Dimitri began to laugh softly.

“What’s so funny?”

“No one saw anyone when they looked because I had already tackled you.”

“I don’t understand…”

“Idiot! Don’t you see? WE were the two men behind the fence! You found out what you were after, after all.”

“Omigod…”

“Yes, there was a second gunman. It was you, you fool! And that’s why there is such a mystery! Because the second gunman didn’t shoot at Kennedy. He shot at Oswald.”

Dimitri nodded at Hurtt. “We created the mystery of the second gunman.”

Hurtt winced as he straightened up. “You said your car is inside here. Let’s get to a hospital.”

As they rolled over the speed bump on the way out of the industrial park, Hurtt groaned--and then began to chuckle.

Dimitri leaned over. “What’s so funny?”

Hurtt smiled at him. “I got what I wanted--after pissing away twenty million dollars--and it sure wasn’t what I expected. But I did learn I was always right about one thing.”

“What?”

“I still don’t like history.”

Dimitri looked at him, a bit shocked, then saw his pained grin, and laughed.

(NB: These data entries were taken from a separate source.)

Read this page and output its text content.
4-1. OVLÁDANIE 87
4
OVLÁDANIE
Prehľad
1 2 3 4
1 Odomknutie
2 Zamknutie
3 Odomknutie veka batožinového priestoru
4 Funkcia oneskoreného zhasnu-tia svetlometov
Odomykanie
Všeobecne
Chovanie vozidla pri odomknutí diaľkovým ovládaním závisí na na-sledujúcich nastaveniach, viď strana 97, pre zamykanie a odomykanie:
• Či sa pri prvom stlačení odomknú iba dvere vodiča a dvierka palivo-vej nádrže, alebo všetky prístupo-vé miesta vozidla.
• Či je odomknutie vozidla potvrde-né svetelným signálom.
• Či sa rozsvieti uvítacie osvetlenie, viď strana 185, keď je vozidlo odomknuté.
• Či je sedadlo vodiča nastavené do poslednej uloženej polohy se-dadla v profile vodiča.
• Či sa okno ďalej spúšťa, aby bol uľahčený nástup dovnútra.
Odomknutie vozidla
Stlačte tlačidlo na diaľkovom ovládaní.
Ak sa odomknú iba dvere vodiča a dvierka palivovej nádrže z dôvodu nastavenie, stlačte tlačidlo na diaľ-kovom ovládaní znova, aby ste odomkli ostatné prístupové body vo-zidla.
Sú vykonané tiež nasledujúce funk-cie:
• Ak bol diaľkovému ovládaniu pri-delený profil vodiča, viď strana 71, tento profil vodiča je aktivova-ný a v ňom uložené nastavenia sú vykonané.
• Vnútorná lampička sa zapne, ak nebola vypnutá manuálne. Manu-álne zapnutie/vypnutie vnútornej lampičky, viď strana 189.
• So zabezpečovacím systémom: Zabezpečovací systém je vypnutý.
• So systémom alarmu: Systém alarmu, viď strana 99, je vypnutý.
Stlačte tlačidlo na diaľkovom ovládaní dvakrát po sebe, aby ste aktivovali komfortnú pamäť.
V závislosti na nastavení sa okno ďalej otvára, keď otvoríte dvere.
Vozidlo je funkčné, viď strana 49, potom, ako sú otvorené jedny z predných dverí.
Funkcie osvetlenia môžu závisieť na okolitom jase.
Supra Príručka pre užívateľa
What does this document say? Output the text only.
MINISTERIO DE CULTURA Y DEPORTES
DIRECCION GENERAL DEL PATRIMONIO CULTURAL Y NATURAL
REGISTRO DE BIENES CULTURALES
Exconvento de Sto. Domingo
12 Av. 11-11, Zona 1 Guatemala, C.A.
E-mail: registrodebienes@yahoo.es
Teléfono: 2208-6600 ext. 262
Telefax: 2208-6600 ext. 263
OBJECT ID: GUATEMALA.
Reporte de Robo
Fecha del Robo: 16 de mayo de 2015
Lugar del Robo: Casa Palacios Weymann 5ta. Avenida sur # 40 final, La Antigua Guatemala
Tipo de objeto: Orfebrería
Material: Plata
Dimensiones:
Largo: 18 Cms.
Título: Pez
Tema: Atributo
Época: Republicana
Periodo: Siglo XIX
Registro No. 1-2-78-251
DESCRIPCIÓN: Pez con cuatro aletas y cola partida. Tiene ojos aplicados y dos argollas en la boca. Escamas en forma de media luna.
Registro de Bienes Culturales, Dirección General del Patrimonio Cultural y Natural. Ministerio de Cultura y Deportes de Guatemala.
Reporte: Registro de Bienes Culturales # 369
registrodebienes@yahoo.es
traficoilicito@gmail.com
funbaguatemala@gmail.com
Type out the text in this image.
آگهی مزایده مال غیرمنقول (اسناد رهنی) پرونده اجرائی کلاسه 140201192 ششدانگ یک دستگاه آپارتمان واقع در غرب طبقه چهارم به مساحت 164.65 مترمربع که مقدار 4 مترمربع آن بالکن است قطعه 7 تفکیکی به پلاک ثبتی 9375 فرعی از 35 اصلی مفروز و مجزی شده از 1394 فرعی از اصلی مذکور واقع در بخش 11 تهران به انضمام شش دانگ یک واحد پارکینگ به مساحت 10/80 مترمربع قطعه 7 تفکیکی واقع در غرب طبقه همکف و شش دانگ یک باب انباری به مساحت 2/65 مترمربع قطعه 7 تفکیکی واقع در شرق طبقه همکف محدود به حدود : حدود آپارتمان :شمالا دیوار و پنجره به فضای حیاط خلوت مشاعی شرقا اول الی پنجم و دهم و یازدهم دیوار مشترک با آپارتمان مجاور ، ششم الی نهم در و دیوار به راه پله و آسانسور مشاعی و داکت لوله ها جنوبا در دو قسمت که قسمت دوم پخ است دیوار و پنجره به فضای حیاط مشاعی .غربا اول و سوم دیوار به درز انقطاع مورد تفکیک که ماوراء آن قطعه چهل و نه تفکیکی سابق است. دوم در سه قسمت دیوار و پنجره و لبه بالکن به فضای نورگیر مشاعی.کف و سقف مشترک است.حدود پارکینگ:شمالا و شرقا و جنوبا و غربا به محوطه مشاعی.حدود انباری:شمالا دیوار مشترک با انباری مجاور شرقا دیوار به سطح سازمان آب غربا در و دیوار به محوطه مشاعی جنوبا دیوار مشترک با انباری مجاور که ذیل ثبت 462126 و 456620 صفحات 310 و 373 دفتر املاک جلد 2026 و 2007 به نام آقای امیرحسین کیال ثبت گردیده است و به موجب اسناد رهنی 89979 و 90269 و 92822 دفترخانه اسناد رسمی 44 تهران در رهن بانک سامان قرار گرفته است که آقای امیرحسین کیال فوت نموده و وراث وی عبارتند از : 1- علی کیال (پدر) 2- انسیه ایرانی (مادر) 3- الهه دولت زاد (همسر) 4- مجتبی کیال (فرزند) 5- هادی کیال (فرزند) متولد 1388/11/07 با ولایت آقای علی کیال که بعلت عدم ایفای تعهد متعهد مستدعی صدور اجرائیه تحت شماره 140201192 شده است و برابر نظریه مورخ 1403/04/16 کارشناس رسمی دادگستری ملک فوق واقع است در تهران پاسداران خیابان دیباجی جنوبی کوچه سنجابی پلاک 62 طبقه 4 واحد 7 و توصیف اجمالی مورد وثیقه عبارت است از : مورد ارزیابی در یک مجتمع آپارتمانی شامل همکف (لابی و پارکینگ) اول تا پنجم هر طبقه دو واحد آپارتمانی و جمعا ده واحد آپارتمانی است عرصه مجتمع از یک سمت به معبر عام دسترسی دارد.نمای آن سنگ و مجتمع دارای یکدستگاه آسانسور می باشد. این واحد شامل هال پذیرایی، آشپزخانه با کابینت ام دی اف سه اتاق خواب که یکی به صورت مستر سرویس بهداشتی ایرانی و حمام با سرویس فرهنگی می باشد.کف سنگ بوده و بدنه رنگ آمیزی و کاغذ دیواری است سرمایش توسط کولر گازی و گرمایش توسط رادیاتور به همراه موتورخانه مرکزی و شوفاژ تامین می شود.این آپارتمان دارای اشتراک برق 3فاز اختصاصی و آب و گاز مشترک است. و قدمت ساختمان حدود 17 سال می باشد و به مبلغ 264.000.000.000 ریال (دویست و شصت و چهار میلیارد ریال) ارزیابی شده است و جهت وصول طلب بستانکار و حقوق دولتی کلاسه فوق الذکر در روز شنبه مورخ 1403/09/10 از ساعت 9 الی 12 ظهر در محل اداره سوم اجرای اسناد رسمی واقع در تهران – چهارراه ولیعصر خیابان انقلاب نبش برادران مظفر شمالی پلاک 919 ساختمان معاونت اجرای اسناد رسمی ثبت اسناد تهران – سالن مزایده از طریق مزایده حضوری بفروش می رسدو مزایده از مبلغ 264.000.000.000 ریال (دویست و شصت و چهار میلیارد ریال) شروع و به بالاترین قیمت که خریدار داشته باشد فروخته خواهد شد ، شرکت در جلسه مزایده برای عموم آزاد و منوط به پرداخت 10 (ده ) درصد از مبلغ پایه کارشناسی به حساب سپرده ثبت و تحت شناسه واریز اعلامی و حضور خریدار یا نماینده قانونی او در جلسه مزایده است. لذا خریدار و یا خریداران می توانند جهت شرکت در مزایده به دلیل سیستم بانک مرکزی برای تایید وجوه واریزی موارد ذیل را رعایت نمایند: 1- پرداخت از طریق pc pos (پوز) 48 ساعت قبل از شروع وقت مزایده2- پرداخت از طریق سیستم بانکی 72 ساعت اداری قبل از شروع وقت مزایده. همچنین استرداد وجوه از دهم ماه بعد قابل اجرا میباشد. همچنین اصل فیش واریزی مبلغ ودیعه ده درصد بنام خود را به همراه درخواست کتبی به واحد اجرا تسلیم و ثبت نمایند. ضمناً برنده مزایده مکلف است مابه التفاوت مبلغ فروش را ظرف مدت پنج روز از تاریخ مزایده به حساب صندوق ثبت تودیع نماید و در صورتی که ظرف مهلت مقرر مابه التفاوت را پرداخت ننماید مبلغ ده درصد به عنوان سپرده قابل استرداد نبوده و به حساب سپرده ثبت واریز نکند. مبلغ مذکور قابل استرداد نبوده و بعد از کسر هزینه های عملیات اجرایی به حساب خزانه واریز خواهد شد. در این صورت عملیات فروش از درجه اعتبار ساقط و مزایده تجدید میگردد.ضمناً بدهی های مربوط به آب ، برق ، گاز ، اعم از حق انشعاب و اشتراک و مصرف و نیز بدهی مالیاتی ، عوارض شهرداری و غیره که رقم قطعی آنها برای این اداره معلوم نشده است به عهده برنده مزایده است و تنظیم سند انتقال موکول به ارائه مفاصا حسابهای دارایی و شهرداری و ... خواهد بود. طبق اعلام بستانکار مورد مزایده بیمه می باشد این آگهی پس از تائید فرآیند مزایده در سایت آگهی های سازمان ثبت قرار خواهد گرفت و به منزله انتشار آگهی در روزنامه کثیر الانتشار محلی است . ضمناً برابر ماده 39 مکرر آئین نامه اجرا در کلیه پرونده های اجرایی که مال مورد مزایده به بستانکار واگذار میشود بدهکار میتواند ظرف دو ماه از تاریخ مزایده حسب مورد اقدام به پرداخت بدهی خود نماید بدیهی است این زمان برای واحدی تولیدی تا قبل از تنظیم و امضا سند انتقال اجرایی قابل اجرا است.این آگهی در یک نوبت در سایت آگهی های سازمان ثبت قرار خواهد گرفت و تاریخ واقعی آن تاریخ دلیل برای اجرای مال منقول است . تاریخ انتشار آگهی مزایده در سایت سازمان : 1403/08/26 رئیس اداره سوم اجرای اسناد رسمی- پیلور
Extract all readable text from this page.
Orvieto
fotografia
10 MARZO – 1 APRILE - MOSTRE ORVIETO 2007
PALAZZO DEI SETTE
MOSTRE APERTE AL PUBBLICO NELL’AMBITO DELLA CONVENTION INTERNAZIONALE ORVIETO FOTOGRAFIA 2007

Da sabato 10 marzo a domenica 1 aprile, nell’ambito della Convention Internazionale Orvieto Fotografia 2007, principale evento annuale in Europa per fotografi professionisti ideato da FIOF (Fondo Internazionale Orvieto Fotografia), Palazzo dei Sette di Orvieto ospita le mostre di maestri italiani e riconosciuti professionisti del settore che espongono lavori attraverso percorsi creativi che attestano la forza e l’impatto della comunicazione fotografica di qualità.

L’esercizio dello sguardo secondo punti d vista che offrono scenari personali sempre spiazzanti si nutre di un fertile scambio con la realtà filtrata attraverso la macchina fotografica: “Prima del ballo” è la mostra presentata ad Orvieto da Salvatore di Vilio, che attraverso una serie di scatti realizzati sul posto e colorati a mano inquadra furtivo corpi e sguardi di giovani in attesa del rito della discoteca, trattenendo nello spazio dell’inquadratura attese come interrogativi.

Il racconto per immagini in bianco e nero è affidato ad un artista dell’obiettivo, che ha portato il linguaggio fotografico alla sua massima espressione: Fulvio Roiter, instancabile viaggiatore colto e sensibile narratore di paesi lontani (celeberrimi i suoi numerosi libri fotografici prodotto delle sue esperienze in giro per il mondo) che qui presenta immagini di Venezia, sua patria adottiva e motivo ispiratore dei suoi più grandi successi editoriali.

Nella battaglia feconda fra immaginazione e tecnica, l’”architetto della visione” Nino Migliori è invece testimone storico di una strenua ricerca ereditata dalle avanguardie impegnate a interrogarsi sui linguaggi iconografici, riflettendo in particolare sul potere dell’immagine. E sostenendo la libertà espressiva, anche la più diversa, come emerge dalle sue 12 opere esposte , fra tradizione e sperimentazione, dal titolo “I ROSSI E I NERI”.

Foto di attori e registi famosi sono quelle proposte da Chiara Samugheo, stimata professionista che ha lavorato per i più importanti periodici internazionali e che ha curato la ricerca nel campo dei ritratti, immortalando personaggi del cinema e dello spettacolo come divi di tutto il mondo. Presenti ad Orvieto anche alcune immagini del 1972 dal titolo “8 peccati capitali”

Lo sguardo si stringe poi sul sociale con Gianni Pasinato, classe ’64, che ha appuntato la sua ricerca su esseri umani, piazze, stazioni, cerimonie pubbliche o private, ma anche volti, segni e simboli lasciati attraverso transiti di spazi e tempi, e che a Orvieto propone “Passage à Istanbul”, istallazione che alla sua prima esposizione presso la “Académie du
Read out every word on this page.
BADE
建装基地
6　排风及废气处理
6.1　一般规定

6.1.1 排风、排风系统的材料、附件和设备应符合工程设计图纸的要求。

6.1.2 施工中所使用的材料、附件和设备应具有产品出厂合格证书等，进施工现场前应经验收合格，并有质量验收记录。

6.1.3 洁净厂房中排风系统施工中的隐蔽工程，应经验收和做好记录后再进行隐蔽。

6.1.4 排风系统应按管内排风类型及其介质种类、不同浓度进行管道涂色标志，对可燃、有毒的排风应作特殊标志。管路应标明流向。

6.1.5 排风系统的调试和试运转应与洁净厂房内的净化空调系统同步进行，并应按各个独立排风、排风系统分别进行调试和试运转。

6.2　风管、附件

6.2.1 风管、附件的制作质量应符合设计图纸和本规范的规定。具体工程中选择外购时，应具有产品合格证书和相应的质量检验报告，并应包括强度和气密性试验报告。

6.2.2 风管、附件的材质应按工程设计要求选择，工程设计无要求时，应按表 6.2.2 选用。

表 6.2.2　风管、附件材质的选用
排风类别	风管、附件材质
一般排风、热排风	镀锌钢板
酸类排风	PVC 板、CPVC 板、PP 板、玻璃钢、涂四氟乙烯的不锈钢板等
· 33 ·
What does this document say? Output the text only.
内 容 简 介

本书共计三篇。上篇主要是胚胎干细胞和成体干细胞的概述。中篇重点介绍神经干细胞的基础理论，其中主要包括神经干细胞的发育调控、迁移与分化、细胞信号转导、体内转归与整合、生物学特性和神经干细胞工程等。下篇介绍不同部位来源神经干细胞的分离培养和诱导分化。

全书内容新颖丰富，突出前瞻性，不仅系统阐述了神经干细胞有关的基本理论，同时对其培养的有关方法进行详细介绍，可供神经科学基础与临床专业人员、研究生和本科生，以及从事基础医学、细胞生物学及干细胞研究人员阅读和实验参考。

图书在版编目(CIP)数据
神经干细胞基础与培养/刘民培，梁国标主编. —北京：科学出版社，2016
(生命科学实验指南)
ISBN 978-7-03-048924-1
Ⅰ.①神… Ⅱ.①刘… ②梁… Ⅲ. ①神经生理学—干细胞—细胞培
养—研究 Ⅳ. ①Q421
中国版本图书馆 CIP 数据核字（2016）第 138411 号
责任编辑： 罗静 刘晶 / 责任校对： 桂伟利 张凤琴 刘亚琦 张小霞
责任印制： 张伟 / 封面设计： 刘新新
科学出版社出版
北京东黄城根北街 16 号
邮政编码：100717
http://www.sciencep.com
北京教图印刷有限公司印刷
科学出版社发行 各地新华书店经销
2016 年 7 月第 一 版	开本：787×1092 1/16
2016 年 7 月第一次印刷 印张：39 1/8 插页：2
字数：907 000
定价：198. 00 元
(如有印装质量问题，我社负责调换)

“Hold on,” he said, “we’ll get you patched up at the hospital. Once your ribs are healed, then we can laugh about the ironies of fate all we want.”

“A very Russian attitude towards history,” said Hurtt, still clutching his chest.

“A very practical one, I would add,” said Dimitri. “It’s a lesson you should learn.”

“I just did,” said Hurtt. “That lesson cost me $20 million. Watch out for that pothole.”